Arthur Askey was born at 29 Moses Street, Liverpool, the eldest child and only son of Samuel Askey (d.1958), secretary of the firm Sugar Products of Liverpool, and his wife, Betsy Bowden (d.1949), of Knutsford, Cheshire. Six months after his birth the family moved to 90 Rosslyn Street, Liverpool. Askey was educated at St. Michael's Council School (1905–11) and the Liverpool Institute for Boys (1911–16), where he was known for winning an egg and spoon race at a school sports day. He was very small at 5' 2" (1.58 m), with a breezy, smiling personality, and wore distinctive horn-rimmed glasses.
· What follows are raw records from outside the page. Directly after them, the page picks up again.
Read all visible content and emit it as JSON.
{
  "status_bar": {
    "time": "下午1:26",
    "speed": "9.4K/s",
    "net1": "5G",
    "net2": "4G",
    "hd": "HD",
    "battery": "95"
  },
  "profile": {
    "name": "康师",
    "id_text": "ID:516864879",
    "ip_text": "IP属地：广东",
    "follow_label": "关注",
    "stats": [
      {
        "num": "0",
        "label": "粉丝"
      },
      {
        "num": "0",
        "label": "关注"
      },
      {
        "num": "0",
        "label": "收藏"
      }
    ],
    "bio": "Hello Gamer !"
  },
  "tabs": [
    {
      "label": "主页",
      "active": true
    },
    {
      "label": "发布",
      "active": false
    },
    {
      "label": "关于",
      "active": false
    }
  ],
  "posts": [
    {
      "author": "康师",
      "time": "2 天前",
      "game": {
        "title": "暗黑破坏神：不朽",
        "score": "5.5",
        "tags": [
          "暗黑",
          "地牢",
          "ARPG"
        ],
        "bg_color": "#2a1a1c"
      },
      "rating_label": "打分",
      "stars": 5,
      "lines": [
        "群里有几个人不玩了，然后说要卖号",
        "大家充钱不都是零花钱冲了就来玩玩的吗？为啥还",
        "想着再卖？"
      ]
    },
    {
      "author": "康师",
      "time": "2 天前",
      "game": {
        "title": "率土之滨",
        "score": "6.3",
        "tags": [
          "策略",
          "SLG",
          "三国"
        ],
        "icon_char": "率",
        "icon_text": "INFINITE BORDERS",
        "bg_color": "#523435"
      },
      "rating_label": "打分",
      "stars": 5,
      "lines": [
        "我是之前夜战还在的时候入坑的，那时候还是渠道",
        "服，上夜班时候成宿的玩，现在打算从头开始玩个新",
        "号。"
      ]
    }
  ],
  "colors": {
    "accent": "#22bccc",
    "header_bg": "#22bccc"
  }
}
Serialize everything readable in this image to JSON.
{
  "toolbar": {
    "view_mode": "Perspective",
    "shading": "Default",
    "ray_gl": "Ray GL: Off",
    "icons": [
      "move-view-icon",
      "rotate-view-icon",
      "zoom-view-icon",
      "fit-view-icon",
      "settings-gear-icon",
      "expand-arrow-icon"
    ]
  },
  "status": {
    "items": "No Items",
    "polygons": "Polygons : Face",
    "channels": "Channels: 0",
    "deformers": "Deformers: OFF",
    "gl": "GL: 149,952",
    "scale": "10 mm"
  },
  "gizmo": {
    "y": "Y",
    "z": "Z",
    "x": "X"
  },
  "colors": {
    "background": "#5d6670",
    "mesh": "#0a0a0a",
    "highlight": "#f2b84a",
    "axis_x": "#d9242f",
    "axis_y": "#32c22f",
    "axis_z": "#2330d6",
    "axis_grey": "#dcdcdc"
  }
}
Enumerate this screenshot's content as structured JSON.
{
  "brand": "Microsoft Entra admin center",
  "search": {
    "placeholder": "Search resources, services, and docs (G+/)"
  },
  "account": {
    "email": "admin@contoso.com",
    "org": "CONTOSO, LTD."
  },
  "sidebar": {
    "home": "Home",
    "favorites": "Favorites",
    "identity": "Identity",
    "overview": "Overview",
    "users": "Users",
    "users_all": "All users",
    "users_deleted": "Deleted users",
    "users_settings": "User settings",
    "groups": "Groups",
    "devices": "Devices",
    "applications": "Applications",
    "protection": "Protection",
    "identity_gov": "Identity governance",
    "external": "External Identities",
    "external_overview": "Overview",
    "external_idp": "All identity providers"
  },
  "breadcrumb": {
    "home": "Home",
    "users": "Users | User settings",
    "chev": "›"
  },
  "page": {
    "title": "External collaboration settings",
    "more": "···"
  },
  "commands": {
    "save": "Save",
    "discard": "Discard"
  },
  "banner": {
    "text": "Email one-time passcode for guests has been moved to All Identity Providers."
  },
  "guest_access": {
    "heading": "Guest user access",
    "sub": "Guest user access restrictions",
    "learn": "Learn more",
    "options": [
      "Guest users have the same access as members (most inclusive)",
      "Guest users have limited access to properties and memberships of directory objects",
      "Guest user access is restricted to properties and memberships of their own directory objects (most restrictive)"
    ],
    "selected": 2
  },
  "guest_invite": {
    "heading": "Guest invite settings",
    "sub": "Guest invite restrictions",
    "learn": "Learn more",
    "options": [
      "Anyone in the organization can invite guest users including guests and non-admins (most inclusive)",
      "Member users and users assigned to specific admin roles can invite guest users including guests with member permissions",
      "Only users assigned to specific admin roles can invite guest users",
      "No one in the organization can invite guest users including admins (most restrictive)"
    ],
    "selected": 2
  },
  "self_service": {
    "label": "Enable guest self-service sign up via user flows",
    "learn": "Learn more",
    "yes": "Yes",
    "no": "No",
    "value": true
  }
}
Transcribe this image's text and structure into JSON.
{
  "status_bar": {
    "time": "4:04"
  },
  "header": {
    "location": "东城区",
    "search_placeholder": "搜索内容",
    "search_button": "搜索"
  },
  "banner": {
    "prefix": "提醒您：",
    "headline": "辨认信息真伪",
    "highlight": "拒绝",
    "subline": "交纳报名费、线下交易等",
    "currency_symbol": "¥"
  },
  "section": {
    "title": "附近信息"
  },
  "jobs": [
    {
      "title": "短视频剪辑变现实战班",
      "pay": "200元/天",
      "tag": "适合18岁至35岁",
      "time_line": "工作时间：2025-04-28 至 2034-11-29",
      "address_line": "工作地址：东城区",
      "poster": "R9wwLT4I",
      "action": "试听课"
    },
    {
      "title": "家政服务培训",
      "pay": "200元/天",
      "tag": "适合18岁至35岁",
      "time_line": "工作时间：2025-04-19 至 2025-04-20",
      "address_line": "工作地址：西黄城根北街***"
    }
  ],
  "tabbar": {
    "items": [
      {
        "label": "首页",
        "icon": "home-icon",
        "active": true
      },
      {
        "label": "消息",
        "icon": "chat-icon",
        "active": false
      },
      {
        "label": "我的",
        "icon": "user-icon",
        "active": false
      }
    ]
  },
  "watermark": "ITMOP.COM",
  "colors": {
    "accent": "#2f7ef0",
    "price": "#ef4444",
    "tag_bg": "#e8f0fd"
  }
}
He served in the armed forces in World War 1 and performed in army entertainments. After working as a clerk for Liverpool Corporation, Education Department, he was in a touring concert party and the music halls, but he rose to stardom in 1938 through his role in the first regular radio comedy series, Band Wagon on the BBC. Band Waggon began as a variety show, but had been unsuccessful until Askey and his partner, Richard Murdoch, took on a larger role in the writing.
In the early 1930s, Askey appeared on an early form of BBC television — the spinning disc invented by John Logie Baird that scanned vertically and had only thirty lines. Askey had to be heavily made up for his face to be recognisable at such low resolution. When television became electronic, with 405 horizontal lines, Askey was a regular performer in variety shows. During World War 2, Askey starred in several Gainsborough Picture comedy films, including Band Waggon (1940), based on the radio show; Cahrley's (Big - Hearted Aunt) (1940); The Ghost Train (1941); I Thank you 1941); Back Room Boy (1942); King Arthur Was a Gentleman (1942); Miss London Ltd. (1943) and Bees in Paradise (1944); as well as the popular West End Musical, Follow the Girls. When television arrived, he made the transition well. His first TV series was Before Your Very Eyes! (1952), named after his catchphrase. In 1957, writers Sid Colin and Talbot Rothwell revived the Band Waggon format for Living it Up, a series that reunited Askey and Murdoch after 18 years. He also made many stage appearances as a Pantomime Dame.